In Martha Beck‘s great book, Finding Your Way in a Wild New World, she talks about dropping into Wordlessness. Not dreaming about the future or remembering the past. Just being here, without thinking, feeling something that approaches joy.

And with Kyle Cease‘s book, The Illusion of Money: Why Chasing Money is Stopping You From Receiving It, it’s clear to me now just how much I was doing out of a sense of obligation, from a place where I was going through life doing certain things because it’s what I should be doing.
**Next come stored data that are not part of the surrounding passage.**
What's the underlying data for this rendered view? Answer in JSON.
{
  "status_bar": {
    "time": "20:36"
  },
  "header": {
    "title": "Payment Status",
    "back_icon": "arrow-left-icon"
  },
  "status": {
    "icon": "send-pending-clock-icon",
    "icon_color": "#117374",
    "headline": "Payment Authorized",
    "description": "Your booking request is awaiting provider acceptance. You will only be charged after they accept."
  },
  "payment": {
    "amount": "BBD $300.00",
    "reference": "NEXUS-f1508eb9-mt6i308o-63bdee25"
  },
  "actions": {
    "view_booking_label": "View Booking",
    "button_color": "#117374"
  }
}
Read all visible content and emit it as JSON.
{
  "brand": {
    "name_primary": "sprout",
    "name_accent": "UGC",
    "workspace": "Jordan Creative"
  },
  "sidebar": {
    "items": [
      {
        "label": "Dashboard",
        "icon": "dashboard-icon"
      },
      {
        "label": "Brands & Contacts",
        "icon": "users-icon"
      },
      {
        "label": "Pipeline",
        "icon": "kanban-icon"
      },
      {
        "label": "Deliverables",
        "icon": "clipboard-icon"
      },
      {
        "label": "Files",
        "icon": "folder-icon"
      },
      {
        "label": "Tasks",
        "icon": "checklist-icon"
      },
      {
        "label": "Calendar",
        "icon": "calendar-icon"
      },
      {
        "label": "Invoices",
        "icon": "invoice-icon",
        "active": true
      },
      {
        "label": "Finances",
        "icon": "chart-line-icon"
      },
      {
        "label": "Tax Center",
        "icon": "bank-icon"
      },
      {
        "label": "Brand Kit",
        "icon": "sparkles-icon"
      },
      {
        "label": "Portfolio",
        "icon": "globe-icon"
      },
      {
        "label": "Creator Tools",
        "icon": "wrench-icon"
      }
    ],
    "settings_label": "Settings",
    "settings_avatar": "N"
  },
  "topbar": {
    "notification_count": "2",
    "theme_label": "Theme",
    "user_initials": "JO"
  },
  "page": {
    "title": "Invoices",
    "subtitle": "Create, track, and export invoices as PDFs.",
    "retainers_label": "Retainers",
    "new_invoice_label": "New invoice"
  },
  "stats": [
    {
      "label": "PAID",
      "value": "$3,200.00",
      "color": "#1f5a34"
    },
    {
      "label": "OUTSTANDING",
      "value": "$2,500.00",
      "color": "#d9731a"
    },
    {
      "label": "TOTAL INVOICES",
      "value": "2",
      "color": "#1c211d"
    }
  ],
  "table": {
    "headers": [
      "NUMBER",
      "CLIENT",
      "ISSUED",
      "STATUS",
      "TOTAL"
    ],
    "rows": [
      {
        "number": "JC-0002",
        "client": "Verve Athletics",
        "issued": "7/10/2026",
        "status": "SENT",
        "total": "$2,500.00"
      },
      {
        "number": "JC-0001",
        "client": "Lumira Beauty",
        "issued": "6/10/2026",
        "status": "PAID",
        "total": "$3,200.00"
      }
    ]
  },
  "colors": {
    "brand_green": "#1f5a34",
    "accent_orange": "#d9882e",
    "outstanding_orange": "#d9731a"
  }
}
How I was pushing myself from the outside in rather than feeling my way through actually living from a place of joy.

I know people are suffering during this time, from the isolation, loss of income, illness and death. This is true. What is also true is that we can also find the unexpected gifts in such crises. I’m choosing to find the lessons, the places where I can grow from the unexpected, from the pain.

I’ve slowed waaaaaaaay down. And I’m loving it.